The suit, filed against Children's Services International (CSI) by the state Department of Human Resources (DHR), follows an April 11 incident in which two DHR employees were refused access to the CSI office at 1819 Peachtree Road N.E. and obtained a search warrant to inspect its records.
"Upon conducting an inspection of the premises," the suit said, "it was determined that CSI was engaging in child-placing activity . . . without a license."
The suit, filed in Fulton Superior Court, seeks an injunction barring CSI from operating a child welfare agency and restraining the non-profit organization "from violating the laws of the state of Georgia relating to child-placing agencies and child welfare agencies."
CSI spokeswoman Patricia Johnson said Tuesday that the state's lawsuit, filed late Monday by Attorney General Michael J. Bowers, was expected. She accused DHR of "trying to regulate things that are really outside their jurisdiction."
She said the agency is set to challenge in court DHR's contention that CSI's present, scaled-down counseling activities fall within the state's regulatory powers. She added that CSI has not processed adoptions since Judge Osgood O. Williams refused in December to block DHR's decision to revoke the agency's child-placing license for alleged violations of rules.
"The regulations say that counseling service is not child-placement activity," Ms. Johnson said. "We assist families who want to adopt in Latin America with their paperwork."

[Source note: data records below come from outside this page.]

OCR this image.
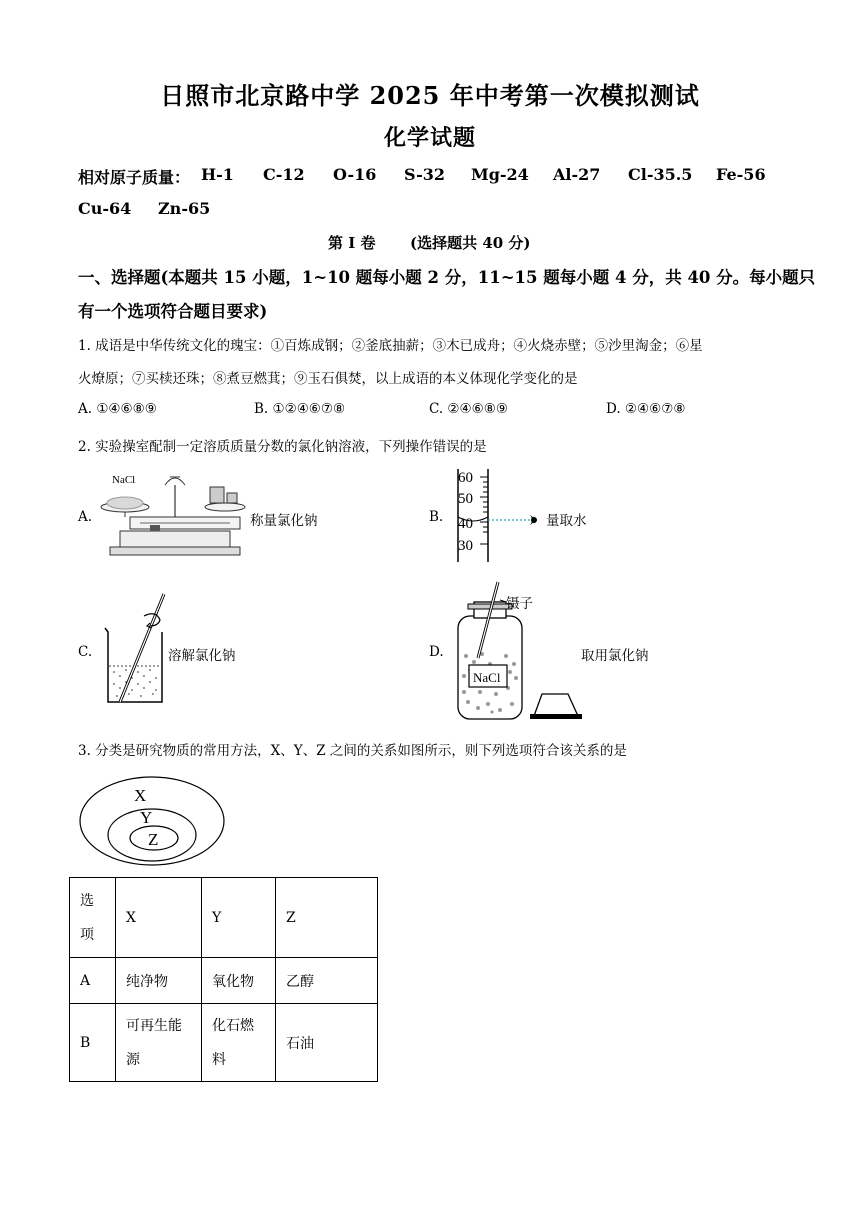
日照市北京路中学 2025 年中考第一次模拟测试
化学试题
相对原子质量： H-1 C-12 O-16 S-32 Mg-24 Al-27 Cl-35.5 Fe-56
Cu-64 Zn-65
第 I 卷 (选择题共 40 分)
一、选择题(本题共 15 小题，1~10 题每小题 2 分，11~15 题每小题 4 分，共 40 分。每小题只
有一个选项符合题目要求)
1. 成语是中华传统文化的瑰宝：①百炼成钢；②釜底抽薪；③木已成舟；④火烧赤壁；⑤沙里淘金；⑥星
火燎原；⑦买椟还珠；⑧煮豆燃萁；⑨玉石俱焚，以上成语的本义体现化学变化的是
A. ①④⑥⑧⑨	B. ①②④⑥⑦⑧	C. ②④⑥⑧⑨	D. ②④⑥⑦⑧
2. 实验操室配制一定溶质质量分数的氯化钠溶液，下列操作错误的是
A.
NaCl
称量氯化钠	B.
60
50
40
30
量取水
C.	溶解氯化钠	D.
NaCl
镊子
取用氯化钠
3. 分类是研究物质的常用方法，X、Y、Z 之间的关系如图所示，则下列选项符合该关系的是
X
Y
Z
选
项	X	Y	Z
A	纯净物	氧化物	乙醇
B	可再生能
源	化石燃
料	石油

DHR Commissioner James G. Ledbetter lifted CSI's license for violations that included failing to inform DHR within 10 days of the child-smuggling arrest of a lawyer in El Salvador who had done business with CSI clients, taking money from eight Florida families for Filipino babies it could not deliver and failing to provide accurate health reports on two Latin American children up for adoption.